Perfmon2: A flexible performance monitoring interface for Linux

The 2006 OLS paper Perfmon2: A flexible performance monitoring interface for Linux by Stéphane Eranian gives an overview of designing a generic interface for hardware monitoring for a diverse test of processors. Modern processors have all kinds of support to collect information about cpu cycles used, instruction pipelines, on-chip caches, etc.

Since the Performance Monitoring Unit (PMU) on different processor architectures are so different and support collecting very different sets of events designing a generic interface is pretty hard. But it looks like perfmon2 does present a nice, although somewhat complex, common interface to program the Performance Monitoring Configuration (PMC) registers and read the data collected in the Performance Monitoring Data (PMD) registers. And it provides a somewhat nicer way to program and collect data than having to go through the raw hardware. It provides things like generic 64-bit counters for events (and in gneeral makes sure that all data structures use fixed-size data types), even if the underlying hardware has smaller counters (doing emulation in software when the hardware counters overflow). And most importantly makes it available to user space in a secure manner, so one doesn’t need direct hardware access in privileged mode and prevents “data leaks” between untrusted processes.

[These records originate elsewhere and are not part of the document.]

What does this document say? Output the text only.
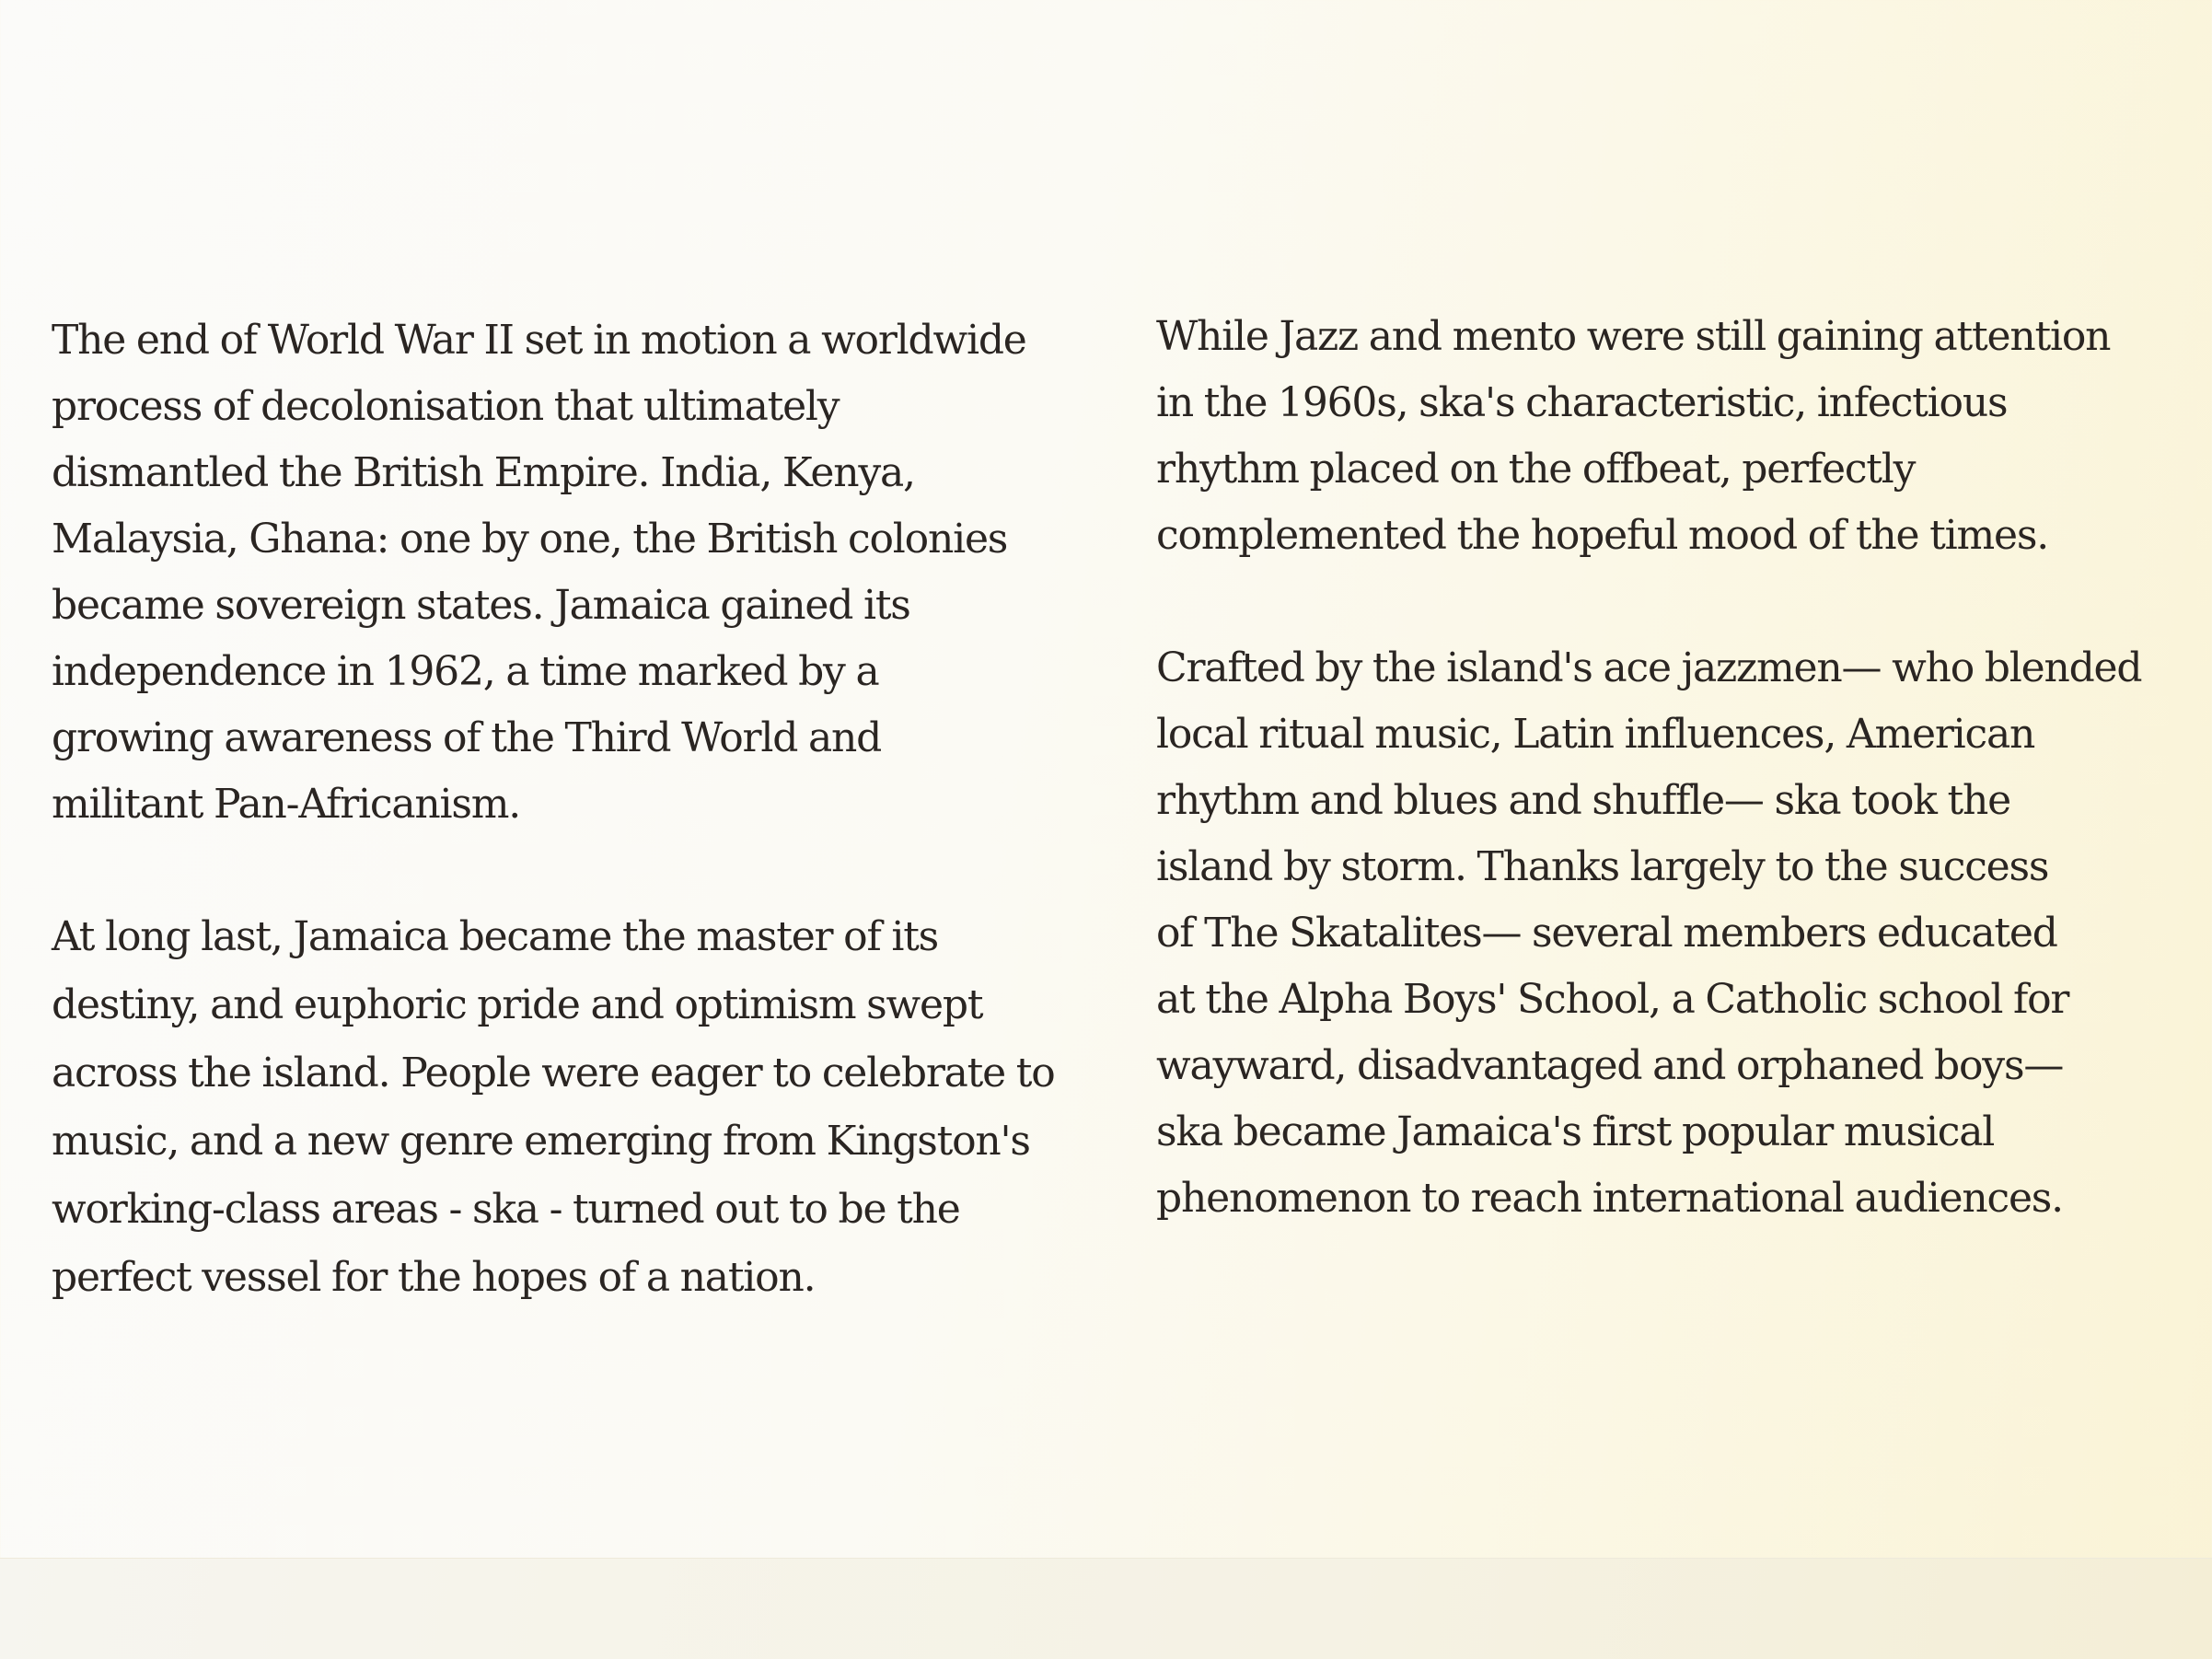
The end of World War II set in motion a worldwide
process of decolonisation that ultimately
dismantled the British Empire. India, Kenya,
Malaysia, Ghana: one by one, the British colonies
became sovereign states. Jamaica gained its
independence in 1962, a time marked by a
growing awareness of the Third World and
militant Pan-Africanism.
At long last, Jamaica became the master of its
destiny, and euphoric pride and optimism swept
across the island. People were eager to celebrate to
music, and a new genre emerging from Kingston's
working-class areas - ska - turned out to be the
perfect vessel for the hopes of a nation.
While Jazz and mento were still gaining attention
in the 1960s, ska's characteristic, infectious
rhythm placed on the offbeat, perfectly
complemented the hopeful mood of the times.
Crafted by the island's ace jazzmen— who blended
local ritual music, Latin influences, American
rhythm and blues and shuffle— ska took the
island by storm. Thanks largely to the success
of The Skatalites— several members educated
at the Alpha Boys' School, a Catholic school for
wayward, disadvantaged and orphaned boys—
ska became Jamaica's first popular musical
phenomenon to reach international audiences.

The interface allows for both counting and profiling (sampling) events on a per-thread or per-cpu basis. But whole-process or whole-system profilling is left up to the user (through ptrace attaching a thread and tracking clone events, although exec events do automatically carry over monitoring contexts. Maybe a utrace based framework would make things simpler here, but currently it seems the perfmon2 and utrace patches don’t mix). The paper is somewhat vague on how and when one can use a mixed per-thread and per-cpu environment, which is somewhat unfortunate since it looks like if an admin is using per-cpu monitoring a self-monitoring process cannot simultaneously use the MPD counters. Self-monitoring is interesting since it means a dynamic runtime environment like hotspot that dynamically regenerates code can easily see “hot code paths”. One limitation seems to be that threads using this technique need to be tied to one processor since the monitoring context cannot migrate between CPUs.

The paper gives a good overview of the various techniques used to detect and access the various events supported by the CPU and expose the counters through new system calls, translation files in /sys/kernel from logical registers to actual register names and mapping in read only shared buffers between kernel and user space for self-monitoring threads. The event sets and multiplexing of events is interesting but very abstract. The paper doesn’t contain any code samples and one is assumed to know the kind of performance event counters modern CPUs support. Things become a little easier if one reads this paper while having access to a system with pfmon tool (and the perfmon2 kernel patch) installed or reading the pfmon manual to look at examples to make things a bit more concrete.